The research, which is printed in the Feb. 18 edition of the journal Proceedings of the National Academy of Sciences, centers on a key protein called WAVE-1 that is found throughout the brain. Researchers at OHSU produced mice lacking the WAVE-1 protein. Following observation, these animals were found to have balance, motor, learning and memory deficits. These symptoms correlate with one form of mental retardation found in humans.
"WAVE-1 is a very important protein involved in brain cell communication," said researcher John Scott, Ph.D., an associate investigator of the Howard Hughes Medical Institute and a senior scientist in the OHSU Vollum Institute. "The protein acts like a scaffolding that supports the lines of communication between different parts of the cell."
Scott and other OHSU researchers believe the absence of the WAVE-1 protein causes a partial breakdown of the brain cell communication system, which results in reduced learning ability and other effects associated with mental retardation. While there are thought to be literally hundreds of causes for mental retardation, it's believed the breakdown of important cellular communication systems is involved in many, if not all, forms.

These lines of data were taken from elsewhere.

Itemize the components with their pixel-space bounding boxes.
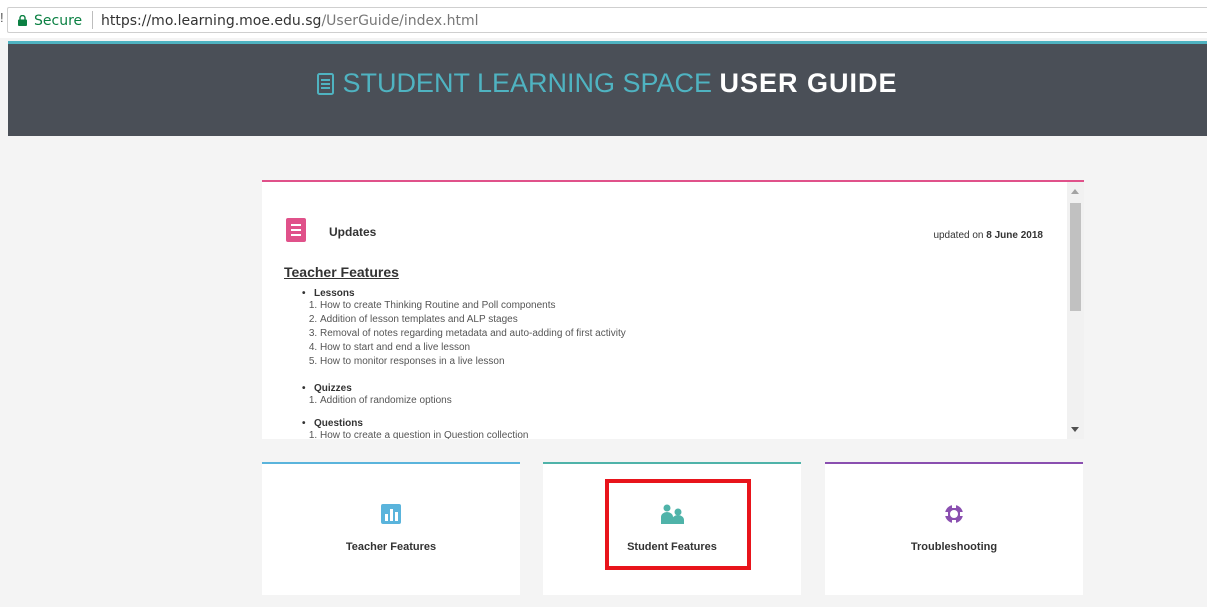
section-quizzes: Quizzes Addition of randomize options (302, 383, 452, 408)
updates-panel: Updates updated on 8 June 2018 Teacher F… (262, 180, 1084, 439)
list-item: How to create Thinking Routine and Poll … (320, 299, 626, 313)
updates-scrollbar[interactable] (1067, 182, 1084, 439)
updates-list-icon (286, 218, 306, 242)
updates-content: Updates updated on 8 June 2018 Teacher F… (262, 182, 1065, 439)
secure-label: Secure (34, 13, 83, 29)
updated-date-prefix: updated on (933, 230, 984, 241)
scroll-thumb[interactable] (1070, 203, 1081, 311)
url-separator (92, 11, 93, 29)
section-lessons: Lessons How to create Thinking Routine a… (302, 288, 626, 369)
url-text[interactable]: https://mo.learning.moe.edu.sg/UserGuide… (101, 13, 479, 29)
scroll-up-arrow-icon[interactable] (1071, 189, 1079, 194)
section-title: Questions (302, 418, 528, 429)
card-label: Teacher Features (345, 541, 437, 553)
page-title: STUDENT LEARNING SPACE USER GUIDE (8, 68, 1207, 99)
lock-icon (18, 15, 27, 26)
section-title: Lessons (302, 288, 626, 299)
scroll-down-arrow-icon[interactable] (1071, 427, 1079, 432)
quizzes-list: Addition of randomize options (302, 394, 452, 408)
lessons-list: How to create Thinking Routine and Poll … (302, 299, 626, 369)
card-label: Troubleshooting (910, 541, 998, 553)
title-bold: USER GUIDE (719, 68, 898, 98)
card-label: Student Features (627, 541, 717, 553)
troubleshooting-card[interactable]: Troubleshooting (825, 462, 1083, 595)
list-item: Addition of lesson templates and ALP sta… (320, 313, 626, 327)
updates-title: Updates (329, 225, 377, 239)
teacher-features-card[interactable]: Teacher Features (262, 462, 520, 595)
list-item: How to monitor responses in a live lesso… (320, 355, 626, 369)
section-questions: Questions How to create a question in Qu… (302, 418, 528, 439)
list-item: How to create a question in Question col… (320, 429, 528, 439)
section-title: Quizzes (302, 383, 452, 394)
title-light: STUDENT LEARNING SPACE (342, 68, 713, 98)
questions-list: How to create a question in Question col… (302, 429, 528, 439)
updated-date: updated on 8 June 2018 (933, 230, 1043, 241)
student-features-card[interactable]: Student Features (543, 462, 801, 595)
list-item: Removal of notes regarding metadata and … (320, 327, 626, 341)
teacher-features-link[interactable]: Teacher Features (284, 264, 399, 280)
users-icon (661, 504, 684, 524)
document-icon (317, 73, 335, 95)
browser-toolbar: ! Secure https://mo.learning.moe.edu.sg/… (0, 0, 1207, 38)
updated-date-value: 8 June 2018 (986, 230, 1043, 241)
bar-chart-icon (381, 504, 401, 524)
header-banner: STUDENT LEARNING SPACE USER GUIDE (8, 41, 1207, 136)
list-item: Addition of randomize options (320, 394, 452, 408)
lifebuoy-icon (945, 505, 963, 523)
url-path: /UserGuide/index.html (321, 13, 479, 29)
address-bar[interactable]: Secure https://mo.learning.moe.edu.sg/Us… (7, 7, 1207, 33)
list-item: How to start and end a live lesson (320, 341, 626, 355)
toolbar-edge-glyph: ! (0, 10, 4, 25)
url-host: https://mo.learning.moe.edu.sg (101, 13, 322, 29)
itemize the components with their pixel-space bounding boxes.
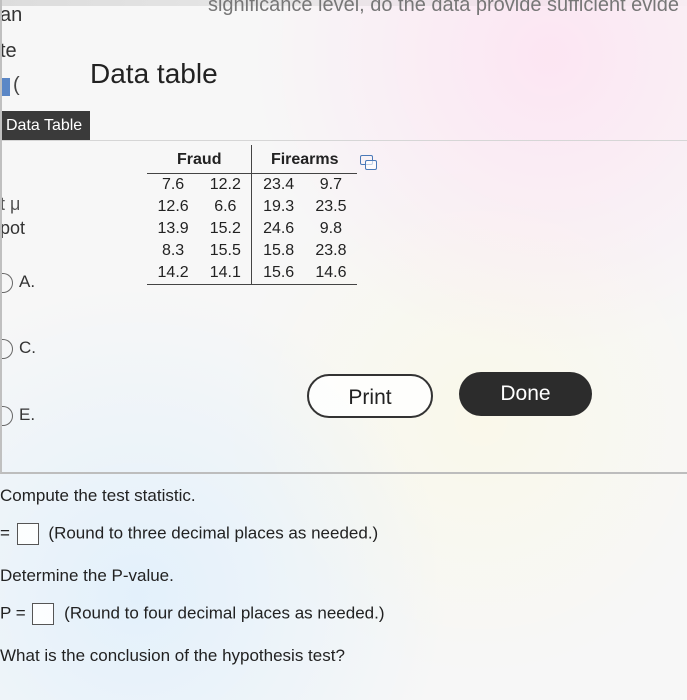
- done-button[interactable]: Done: [459, 372, 592, 416]
- firearms-header: Firearms: [251, 145, 357, 174]
- conclusion-question: What is the conclusion of the hypothesis…: [0, 646, 345, 665]
- table-row: 13.9 15.2 24.6 9.8: [147, 218, 357, 240]
- table-cell: 19.3: [263, 198, 295, 215]
- compute-statistic-text: Compute the test statistic.: [0, 486, 196, 505]
- p-value-row: P = (Round to four decimal places as nee…: [0, 603, 385, 625]
- test-statistic-input[interactable]: [16, 523, 39, 545]
- table-cell: 12.2: [199, 173, 253, 196]
- header-row: Fraud Firearms: [147, 145, 357, 174]
- table-cell: 24.6: [263, 220, 295, 237]
- table-cell: 15.8: [263, 242, 295, 259]
- table-cell: 15.2: [199, 218, 253, 240]
- table-cell: 7.6: [161, 176, 185, 193]
- table-cell: 9.8: [319, 220, 343, 237]
- question-area: Compute the test statistic. = (Round to …: [0, 482, 687, 700]
- screen: significance level, do the data provide …: [0, 0, 687, 700]
- table-body: 7.6 12.2 23.4 9.7 12.6 6.6 19.3 23.5 13.…: [147, 173, 357, 285]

One major conclusion of the research is that mental retardation involves many more areas of the brain than first expected.
"The protein is found in a variety of regions of the brain, including the hippocampus and the cerebellum," explained Jacob Raber, Ph.D., an assistant professor of behavioral neuroscience and neurology in the OHSU School of Medicine. "Through studying mouse models, we hope to further understand and describe the roles of various brain regions in the important functions impaired by mental retardation."
The Raber lab's involvement in the project is a unique partnership between behavioral neuroscience and biochemistry experts.
"The Raber lab is literally across the hall from our lab," explained Scott. "The close proximity resulted in numerous conversations between the two labs and, finally, collaboration on this project."
Scott Soderling, Ph.D., a lead researcher on this project, also noted an unexpected trait found in mice lacking the WAVE-1 protein – reduced anxiety. Future studies conducted between the Scott and Raber labs will try to determine whether this trait is also found in humans with the corresponding form of mental retardation.